Which, I discovered, it was. I listened to those few minutes a few more times, to discover that the xylophone is off by an entire half-measure for about 16 measure (or 26 seconds of music, depending how you want to look at it). I don't usually listen to recordings looking for mistakes (and with modern recording technology, anything is fixable, so it's usually useless to go looking in the first place!), but this one surprised me. Particularly because, even within the dense writing, Messiaen expressly states that in this tutti the xylophone is forte and solo, an important voice. Granted, if you were simply listening to the recording it might be impossible to catch, but as, say, a conductor or producer looking at the score (or even the xylophone player, who clearly had to add two beats to get back in sync with the rest of the ensemble) the error is obvious. Which makes me wonder why they didn't bother to fix it. Or did they simply not catch it?

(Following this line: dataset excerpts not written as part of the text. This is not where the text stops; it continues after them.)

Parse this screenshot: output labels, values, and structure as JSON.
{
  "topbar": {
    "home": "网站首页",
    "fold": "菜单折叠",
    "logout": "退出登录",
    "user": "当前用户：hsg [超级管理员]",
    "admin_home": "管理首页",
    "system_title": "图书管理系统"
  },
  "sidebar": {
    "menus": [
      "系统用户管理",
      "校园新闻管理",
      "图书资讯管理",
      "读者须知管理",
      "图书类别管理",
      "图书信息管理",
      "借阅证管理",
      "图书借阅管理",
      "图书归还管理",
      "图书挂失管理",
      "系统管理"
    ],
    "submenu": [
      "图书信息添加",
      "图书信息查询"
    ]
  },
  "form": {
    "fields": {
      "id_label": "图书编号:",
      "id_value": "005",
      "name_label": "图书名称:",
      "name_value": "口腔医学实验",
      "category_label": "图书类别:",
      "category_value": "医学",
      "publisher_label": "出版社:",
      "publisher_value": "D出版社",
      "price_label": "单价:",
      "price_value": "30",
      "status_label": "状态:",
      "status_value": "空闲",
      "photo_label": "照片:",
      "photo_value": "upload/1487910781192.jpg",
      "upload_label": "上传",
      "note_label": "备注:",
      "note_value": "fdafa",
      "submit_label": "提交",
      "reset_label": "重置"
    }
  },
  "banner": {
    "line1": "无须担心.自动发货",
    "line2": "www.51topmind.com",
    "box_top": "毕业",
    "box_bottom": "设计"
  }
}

Any other recorded "errors" out there that people have encountered?

Labels: , ,

Wednesday, September 24, 2008

Backtracking...

...to the season opener concerts here with the Minnesota Orchestra from last week. Fresh off of a fairly recent blog discussion of applause between movements (scroll down to the comments), what did we get during the Friday evening performance of Rodrigo Concierto de Aranjuez but...applause between movements. Anyone out there attend this particular show who'd be willing to weigh in? I'm always curious.